Can you make money in a bear market?

The point of carefully selecting stocks when the thesis is robust to adverse outcomes is so that you have resistance and can establish a position as price, and if you are a Grahamesque investor, the risk of the business declines. The reason we do this is because you shouldn’t expect to make money in a bear market. Most traders fail to make money on volatility, so investors shouldn’t expect to either, at least in the short term. The purpose of a bear market is for you to establish positions that have been thrown out of portfolios in a panic with riskier stocks, in order to pay less for quality companies that are not so risky. Strong balance sheets are therefore a good start, and since inflation is the big concern these days, exposure to commodities can also be wise when a downturn won’t decimate the price of the commodities they are selling. Low multiples are always good too, as stocks with low multiples are unlikely to have reached the exuberant levels we might see in a leading market, and will have less room to fall sustainably. Once you’ve made wise purchases, you’re set to make money in the market rebound. That’s what we did during the initial outbreak of COVID-19, where we purchased Signature Aviation, an FBO private jet, where we made immense returns just because “Aviation” at the end of the name meant that it was completely ignored by the markets for months, although its markets were not commercial aviation at all, but private aviation which recovered very quickly with clear reasons.

Conclusion

Investors should consider selling their bullish positions and positioning themselves against the backdrop of more persistent inflation, which we expect over the next 2-3 years due to supply constraints driving inflation, not Requirement. Raw materials are attractive, but only where input costs are likely to stay low. Steel could be difficult due to its energy intensity, as well as raw materials like aluminum. Suzano’s paste does not present this risk and the paste is used in many hygiene products, as well as in packaging, used extensively in e-commerce and infrastructure construction. Continue to consider low stock multiples as they are less likely to have been swept away by the markets. Foreign stocks may not have seen the same gains as US stocks due to the retail boom and general market excitement in the US, where people are much more invested in stocks. than in almost any other country in the world.

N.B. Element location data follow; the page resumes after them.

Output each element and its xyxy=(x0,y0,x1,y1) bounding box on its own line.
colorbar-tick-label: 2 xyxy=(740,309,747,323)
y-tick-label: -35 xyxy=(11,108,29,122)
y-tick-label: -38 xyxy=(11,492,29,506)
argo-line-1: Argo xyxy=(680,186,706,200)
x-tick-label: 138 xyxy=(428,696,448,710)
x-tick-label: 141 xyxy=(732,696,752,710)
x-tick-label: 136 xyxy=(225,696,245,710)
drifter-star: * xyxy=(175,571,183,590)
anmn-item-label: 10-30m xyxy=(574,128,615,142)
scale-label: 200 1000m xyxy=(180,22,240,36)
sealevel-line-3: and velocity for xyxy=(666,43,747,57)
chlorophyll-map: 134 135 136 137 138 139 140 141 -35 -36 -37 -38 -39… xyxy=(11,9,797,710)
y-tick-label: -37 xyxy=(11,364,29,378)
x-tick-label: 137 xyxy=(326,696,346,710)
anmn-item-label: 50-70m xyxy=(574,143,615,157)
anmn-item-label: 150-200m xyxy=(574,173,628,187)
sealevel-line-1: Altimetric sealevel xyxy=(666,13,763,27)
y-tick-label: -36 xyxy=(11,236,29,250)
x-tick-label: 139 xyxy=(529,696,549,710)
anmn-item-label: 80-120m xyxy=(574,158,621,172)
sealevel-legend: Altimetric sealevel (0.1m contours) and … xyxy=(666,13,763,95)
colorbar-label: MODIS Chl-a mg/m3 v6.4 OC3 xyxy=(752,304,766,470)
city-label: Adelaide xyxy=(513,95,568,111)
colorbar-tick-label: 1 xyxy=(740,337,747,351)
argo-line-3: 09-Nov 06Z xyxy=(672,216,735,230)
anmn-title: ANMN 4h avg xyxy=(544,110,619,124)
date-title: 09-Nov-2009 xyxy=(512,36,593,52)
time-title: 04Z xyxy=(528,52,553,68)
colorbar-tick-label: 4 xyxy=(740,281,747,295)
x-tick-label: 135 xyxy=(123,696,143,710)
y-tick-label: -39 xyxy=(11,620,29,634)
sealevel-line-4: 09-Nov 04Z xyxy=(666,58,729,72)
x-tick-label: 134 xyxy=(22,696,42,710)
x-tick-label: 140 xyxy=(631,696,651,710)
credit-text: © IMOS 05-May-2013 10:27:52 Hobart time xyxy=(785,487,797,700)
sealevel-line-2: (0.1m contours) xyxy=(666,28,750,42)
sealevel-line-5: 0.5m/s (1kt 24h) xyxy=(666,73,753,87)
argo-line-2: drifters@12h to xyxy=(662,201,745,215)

Moreover, strong balance sheets will resist rate hikes both in connection with Fed decisions, but also due to persistent inflation that may occur on the supply side, regardless of the decision. from the Fed. Dassault is net cash, for example, and benefits from operating leverage with resilient markets. The multiple there is also exceptionally low. Finally, buying habits should be slow and sensible. Take the time to fully understand the next company you are investing in and focus on protecting it against inflation and the economic downturn that may result. When you understand a business watchlist, don’t waste all your money at once. Move in when it reaches the levels you want, and be disciplined and judicious. If a bear market is on the way, it will likely happen within a year as more rate hikes and more inflation data come out. You may be slow to reinject your money, and you should have funds to reduce the average.